Regarding the FACEP loophole (EMN 2008;30:1), as an academic chair and former program director, I have to say I am stunned and saddened that EMRA supported the efforts of noncertified emergency physicians to become fellows of ACEP. It is highly unlikely that the new fellowship criteria would have passed if EMRA had taken a hard line and stood up for the value of their training and board certification. Why then was EMRA complicit in this decision? EMRA and ACEP membership are linked. Did pressure from high-ranking ACEP leaders influence EMRA? Would a truly independent EMRA have taken a supportive position?
The ACEP Certification Section's October newsletter describes how it went down, stating, “It was noted that the ACEP President-Elect was instrumental in gaining EMRA's support for this resolution.” By virtue of the intimate relationship, there is open access to and influence on EMRA by ACEP. The same newsletter announces that Ted Switzer, MD, one of the noncertified physicians newly eligible for FACEP is the incoming chairman of the ACEP Certification Section. Let's get it straight. EMRA supported awarding the FACEP title to Dr. Switzer, who had this to say about emergency medicine residents on the EMED-L list a little over a year ago: “We have all seen EM residency graduates who are inferior clinically to most grandfathers. Give me a good, seasoned legacy physician any day. You speak as if residency training in emergency medicine is somehow better than other routes to clinical excellence; that residency training in EM is somehow guarantees clinical excellence. Where is your evidence?”
Can we be happy with this? EMRA has now assisted Dr. Switzer and his colleagues whose primary purpose in the “Certification Section” is to get equal recognition for BCEM. Switzer et al want to raise this alternative board, which does not require legitimate emergency medicine residency training, to the same plane as ABEM and AOBEM. The above quote shows you their opinion of residency training. And EMRA has now assisted these physicians by allowing them to sign FACEP behind their names. AAEM is currently engaged in New York where the BCEM forces have sued the state regarding board certification issues. There is an active state-by-state plan by BCEM to fully equilibrate itself with ABEM and AOBEM. That exact effort was just defeated in North Carolina last year. EMRA has just made this struggle more difficult as we now have a whole host of BCEM FACEPs who can line up on the other side.
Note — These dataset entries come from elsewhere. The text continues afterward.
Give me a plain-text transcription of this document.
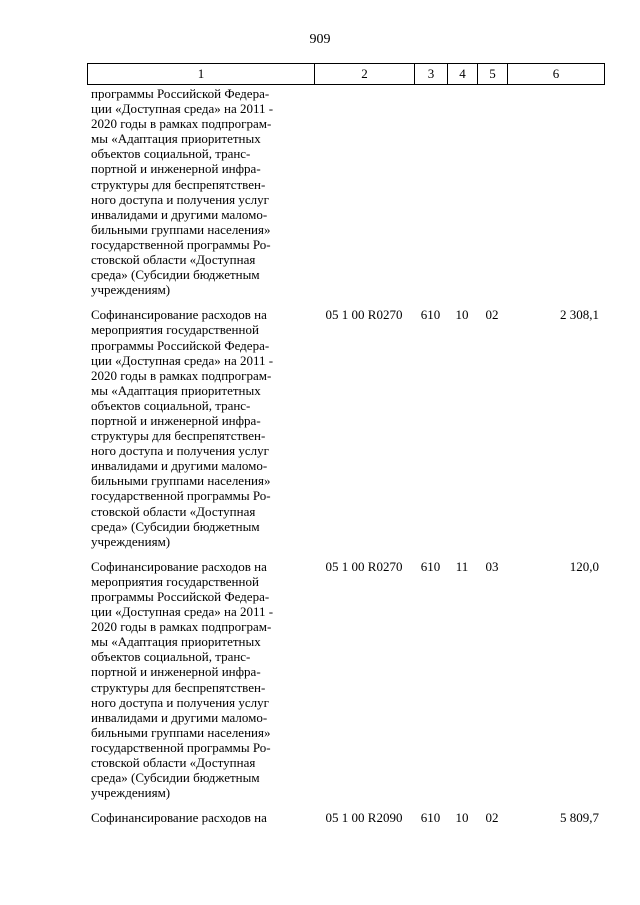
909
1	2	3	4	5	6
программы Российской Федера-
ции «Доступная среда» на 2011 -
2020 годы в рамках подпрограм-
мы «Адаптация приоритетных
объектов социальной, транс-
портной и инженерной инфра-
структуры для беспрепятствен-
ного доступа и получения услуг
инвалидами и другими маломо-
бильными группами населения»
государственной программы Ро-
стовской области «Доступная
среда» (Субсидии бюджетным
учреждениям)
Софинансирование расходов на
мероприятия государственной
программы Российской Федера-
ции «Доступная среда» на 2011 -
2020 годы в рамках подпрограм-
мы «Адаптация приоритетных
объектов социальной, транс-
портной и инженерной инфра-
структуры для беспрепятствен-
ного доступа и получения услуг
инвалидами и другими маломо-
бильными группами населения»
государственной программы Ро-
стовской области «Доступная
среда» (Субсидии бюджетным
учреждениям)
05 1 00 R0270	610	10	02	2 308,1
Софинансирование расходов на
мероприятия государственной
программы Российской Федера-
ции «Доступная среда» на 2011 -
2020 годы в рамках подпрограм-
мы «Адаптация приоритетных
объектов социальной, транс-
портной и инженерной инфра-
структуры для беспрепятствен-
ного доступа и получения услуг
инвалидами и другими маломо-
бильными группами населения»
государственной программы Ро-
стовской области «Доступная
среда» (Субсидии бюджетным
учреждениям)
05 1 00 R0270	610	11	03	120,0
Софинансирование расходов на	05 1 00 R2090	610	10	02	5 809,7
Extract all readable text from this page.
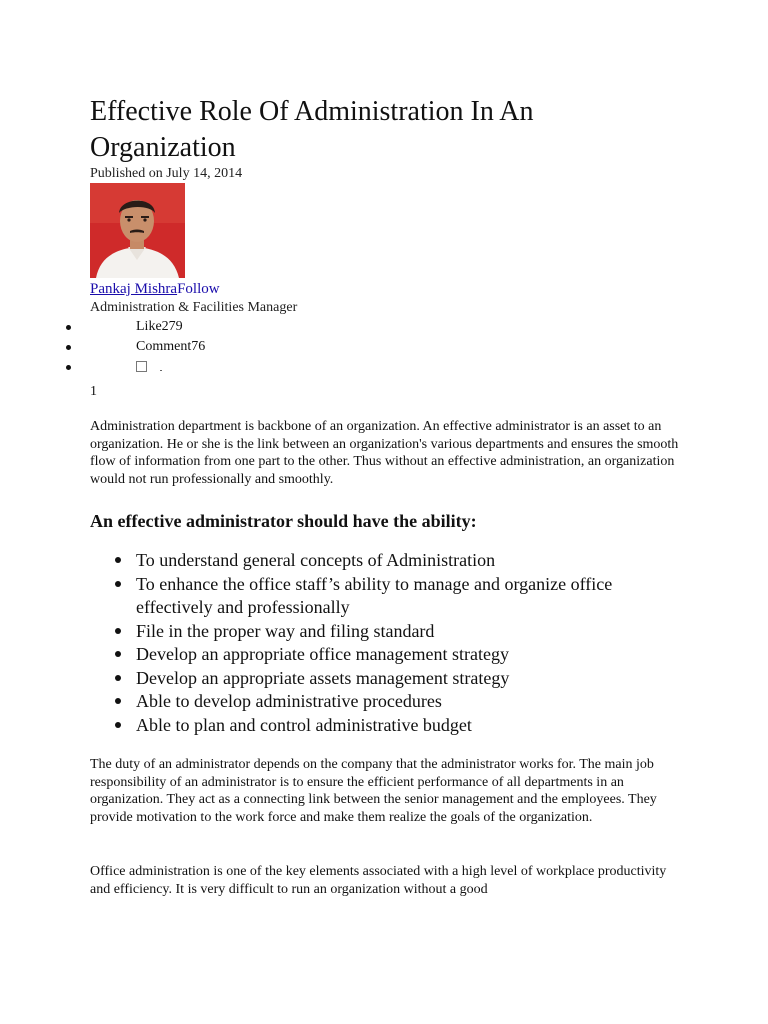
Effective Role Of Administration In An Organization
Published on July 14, 2014
Pankaj MishraFollow
Administration & Facilities Manager
Like279
Comment76
1

Administration department is backbone of an organization. An effective administrator is an asset to an organization. He or she is the link between an organization's various departments and ensures the smooth flow of information from one part to the other. Thus without an effective administration, an organization would not run professionally and smoothly.

An effective administrator should have the ability:
To understand general concepts of Administration
To enhance the office staff’s ability to manage and organize office effectively and professionally
File in the proper way and filing standard
Develop an appropriate office management strategy
Develop an appropriate assets management strategy
Able to develop administrative procedures
Able to plan and control administrative budget

The duty of an administrator depends on the company that the administrator works for. The main job responsibility of an administrator is to ensure the efficient performance of all departments in an organization. They act as a connecting link between the senior management and the employees. They provide motivation to the work force and make them realize the goals of the organization.

Office administration is one of the key elements associated with a high level of workplace productivity and efficiency. It is very difficult to run an organization without a good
If EMRA unlinked its membership from ACEP or if there were a new, truly independent emergency medicine resident organization, the residents could change the face of our specialty quite quickly. Emergency medicine residents are the future dues-paying members of all the major emergency medicine organizations. All would have to listen carefully to what they say. If an independent EMRA said, “We will tell our members not to go to emergency medicine meetings or [and not] to join organizations that take support from corporate groups,” the tide of emergency medicine would change tomorrow. Instead, what we have is an organization that has just handed a gift to those who believe that emergency medicine residency training is worthless.
I just cannot understand why the representatives of the new generation of emergency medicine sacrificed the principle of the primacy of residency education to define a specialist in emergency medicine, a principle that my generation fought so hard for.